Telephone: 513-479-3335


New ED Directive Says Universities Must End Sex-Discriminatory Scholarships and Programs

WASHINGTON / January 18, 2021 – The U.S. Department of Education (ED) has just released a new guidance that clarifies the Title IX ban on school scholarships and programs that discriminate on the basis of sex (1). The document, titled, “Questions and Answers Regarding OCR’s Interpretation of Title IX and Single Sex Scholarships, Clubs, and other Programs,” was released on Thursday.

The directive affirms the general principle that colleges should not impose sex-based preferences or restrictions, stating “a school may not administer scholarships, fellowships or other forms of financial assistance that impose a preference or restriction on the basis of sex, with limited exceptions.” (Question 3)

The document goes on to clarify that colleges generally may not:

  • Use a program title or description that implies a preference or restriction based on sex, such as the “Center for Women and Gender Equity Non-Traditional Scholarship” (Question 5)
  • Advertise or promote third-party scholarships, fellowships, or other forms of financial assistance that impose a sex-based preference or restriction (Question 6)
  • Separate or exclude individuals on the basis of sex from academic or extracurricular activities, with the exceptions of programs involving contact sports, ability grouping in physical education classes, and choruses. (Question 10)
  • Allow a school-recognized club or other program use a name that implies a sex-based preference or restriction, such as a student chapter of the Society of Women Engineers (Question 11)

The guidance states that a university may offer sex-specific financial assistance as part of a remedial action effort, but only if the school is able to “clearly articulate why the particular sex-based scholarship or program was necessary to overcome the conditions in its own education program or activity which resulted in limited participation.” (Question 4)

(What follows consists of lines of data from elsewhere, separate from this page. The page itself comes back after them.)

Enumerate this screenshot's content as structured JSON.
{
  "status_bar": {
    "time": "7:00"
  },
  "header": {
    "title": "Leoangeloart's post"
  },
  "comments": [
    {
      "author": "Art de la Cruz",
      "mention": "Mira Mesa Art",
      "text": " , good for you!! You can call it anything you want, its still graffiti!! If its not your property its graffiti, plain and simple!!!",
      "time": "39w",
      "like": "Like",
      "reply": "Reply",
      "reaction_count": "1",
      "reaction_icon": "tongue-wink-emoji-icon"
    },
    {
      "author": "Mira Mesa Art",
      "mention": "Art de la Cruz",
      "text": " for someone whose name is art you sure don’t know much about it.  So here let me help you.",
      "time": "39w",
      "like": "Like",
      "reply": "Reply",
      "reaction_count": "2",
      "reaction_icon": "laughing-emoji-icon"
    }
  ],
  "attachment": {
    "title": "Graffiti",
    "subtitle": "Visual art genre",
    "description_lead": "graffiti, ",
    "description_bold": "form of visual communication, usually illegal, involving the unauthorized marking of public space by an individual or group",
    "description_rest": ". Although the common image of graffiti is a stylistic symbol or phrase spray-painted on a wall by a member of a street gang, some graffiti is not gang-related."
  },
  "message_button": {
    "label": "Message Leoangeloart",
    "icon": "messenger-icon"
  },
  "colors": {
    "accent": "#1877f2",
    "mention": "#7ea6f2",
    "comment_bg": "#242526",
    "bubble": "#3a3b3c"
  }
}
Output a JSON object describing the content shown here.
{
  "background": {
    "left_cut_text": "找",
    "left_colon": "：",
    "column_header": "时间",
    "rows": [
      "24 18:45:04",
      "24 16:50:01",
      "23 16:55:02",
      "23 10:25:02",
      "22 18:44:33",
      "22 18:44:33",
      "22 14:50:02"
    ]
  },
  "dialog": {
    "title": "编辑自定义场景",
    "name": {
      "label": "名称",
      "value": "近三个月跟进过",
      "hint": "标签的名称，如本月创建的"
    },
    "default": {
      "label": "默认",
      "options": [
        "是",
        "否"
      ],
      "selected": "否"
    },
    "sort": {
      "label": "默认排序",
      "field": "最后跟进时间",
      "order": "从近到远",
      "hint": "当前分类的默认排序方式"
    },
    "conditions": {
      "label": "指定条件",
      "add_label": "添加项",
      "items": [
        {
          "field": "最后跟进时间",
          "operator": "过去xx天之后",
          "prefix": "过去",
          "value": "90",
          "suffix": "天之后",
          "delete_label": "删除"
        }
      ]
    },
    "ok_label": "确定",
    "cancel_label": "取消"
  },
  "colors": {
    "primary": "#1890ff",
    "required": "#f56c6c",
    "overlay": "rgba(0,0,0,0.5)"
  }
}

In anticipation of the new directive, George Washington University ordered 23 student groups to amend their constitutions to comply with the school’s nondiscrimination policy. These groups include Girls Who Code and female-only service groups (2).

Over the past two years, the SAVE Title IX Equity Project has reviewed the websites of 346 universities and colleges in all 50 states and the District of Columbia to identify illegal sex-specific scholarships. Overall, the review found that 68.5% of universities offered scholarships that discriminate against male students (3).

The Office for Civil Rights currently has 228 investigations underway to remedy these Title IX violations (4). A number of the institutions already have removed their discriminatory programs and scholarships (5).